= Raissa Page =

Photographer 1932–2011

Raissa Page (23 October 1932 – 28 July 2011) was a documentary photographer whose twenty-year archive of work represents the marginalised at a time of social change in the late twentieth century. Her most well known image is a black and white panorama of women dancing on the nuclear missile silos at Greenham Common in 1983. She was also a founder member of the all-female Format Photographic Agency in the 1980s.

== Early life and education ==
Page was born Cleone Alexandra Smilis on 23 October 1932 in Toronto, Canada. She was the only child of a British mother and Macedonian father who had both immigrated to Canada. After leaving school at the age of sixteen, Page worked for the Canadian meteorological office on Prince Edward Island. She then moved to Vancouver and worked as a life model. She met Robin Page, a young English art student, and they married in Toronto in 1955. They settled in Britain and had a daughter, Rachel. The marriage did not last. Page then had a series of jobs such as working at Bernard Leach's pottery in St Ives. Rachel was then given to foster parents.

Page qualified as a social worker at North Western Polytechnic (now the University of North London). She went on to work in fostering and adoption sections of children's departments in the London districts of Tower Hamlets and Westminster. She joined the National Children's Bureau project, Who Cares?, launching a magazine and, in 1977, editing a book of the same name. Page joined an Orthodox church in London and took the name of Raissa, an eleventh century saint who was martyred in Alexandria.

== Photography ==
Page taught herself photography when in her forties. Still with a strong interest in social care, she worked on projects for Who Cares?, and for Social Work Today. She developed and printed her own photographs. A commission to photograph in colour took her to West Virginia, in 1978, for a series of portraits of women miners, their slogan being "Women Miners Can Dig It Too." In 1983, she photographed protesters at Greenham Common Women's Peace Camp. Perhaps her best-known image is of women protesters there dancing at dawn on New Year's Day on the nuclear missile silos. During the 1984–1985 United Kingdom miners' strike, Page photographed marches and demonstrations all over the country.

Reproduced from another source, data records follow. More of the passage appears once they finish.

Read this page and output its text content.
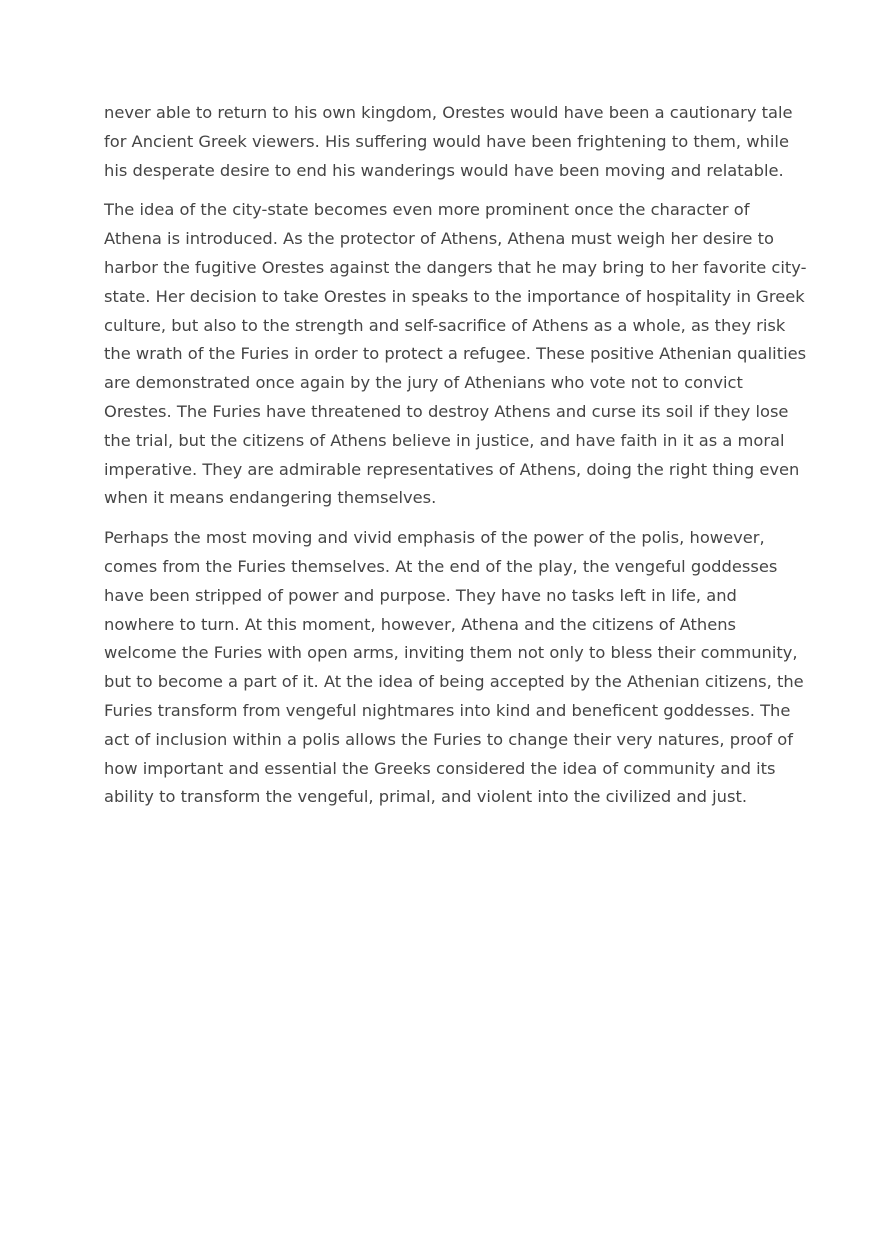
never able to return to his own kingdom, Orestes would have been a cautionary tale
for Ancient Greek viewers. His suffering would have been frightening to them, while
his desperate desire to end his wanderings would have been moving and relatable.

The idea of the city-state becomes even more prominent once the character of
Athena is introduced. As the protector of Athens, Athena must weigh her desire to
harbor the fugitive Orestes against the dangers that he may bring to her favorite city-
state. Her decision to take Orestes in speaks to the importance of hospitality in Greek
culture, but also to the strength and self-sacrifice of Athens as a whole, as they risk
the wrath of the Furies in order to protect a refugee. These positive Athenian qualities
are demonstrated once again by the jury of Athenians who vote not to convict
Orestes. The Furies have threatened to destroy Athens and curse its soil if they lose
the trial, but the citizens of Athens believe in justice, and have faith in it as a moral
imperative. They are admirable representatives of Athens, doing the right thing even
when it means endangering themselves.

Perhaps the most moving and vivid emphasis of the power of the polis, however,
comes from the Furies themselves. At the end of the play, the vengeful goddesses
have been stripped of power and purpose. They have no tasks left in life, and
nowhere to turn. At this moment, however, Athena and the citizens of Athens
welcome the Furies with open arms, inviting them not only to bless their community,
but to become a part of it. At the idea of being accepted by the Athenian citizens, the
Furies transform from vengeful nightmares into kind and beneficent goddesses. The
act of inclusion within a polis allows the Furies to change their very natures, proof of
how important and essential the Greeks considered the idea of community and its
ability to transform the vengeful, primal, and violent into the civilized and just.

Her work was printed in Striking Women: Communities and Coal (1986). She was a founder member of Format Photographic Agency, a women's photographic collective and collaborated with them for ten years. Page often photographed people who were marginalised, for example the unemployed, and the disabled, and dealt with unusual subjects such as the Falasha community in Israel, and patients at Friern Barnet psychiatric hospital, north London. She also travelled on photographic work to Cuba, India, China, the USA and Greece. She retired to Wales with severe arthritis when she was sixty.

She died on 28 July 2011, aged 78.

== Publications ==
- Who Cares?: Young People in Care Speak Out. Raissa Page and G. A. Clark (Eds) (1977)
- National Children's Bureau Enterprises. ISBN 978-0902817135.
- Striking Women: Communities and Coal. London: Pluto, 1986. Photographs by Page, Izabela Jedrzejczyk, Brenda Prince, and Imogen Young. ISBN 9780745301549. With essays by Siân James and Angela V. John.

== Legacy ==
The Raissa Page collection is housed at the Richard Burton Archives at Swansea University. It was made possible by a grant from the Wellcome Foundation.

One of her portraits is held in the National Portrait Gallery.

Her work was included in the photography exhibition Resistance held at the Turner Contemporary gallery in Margate, Kent in 2025.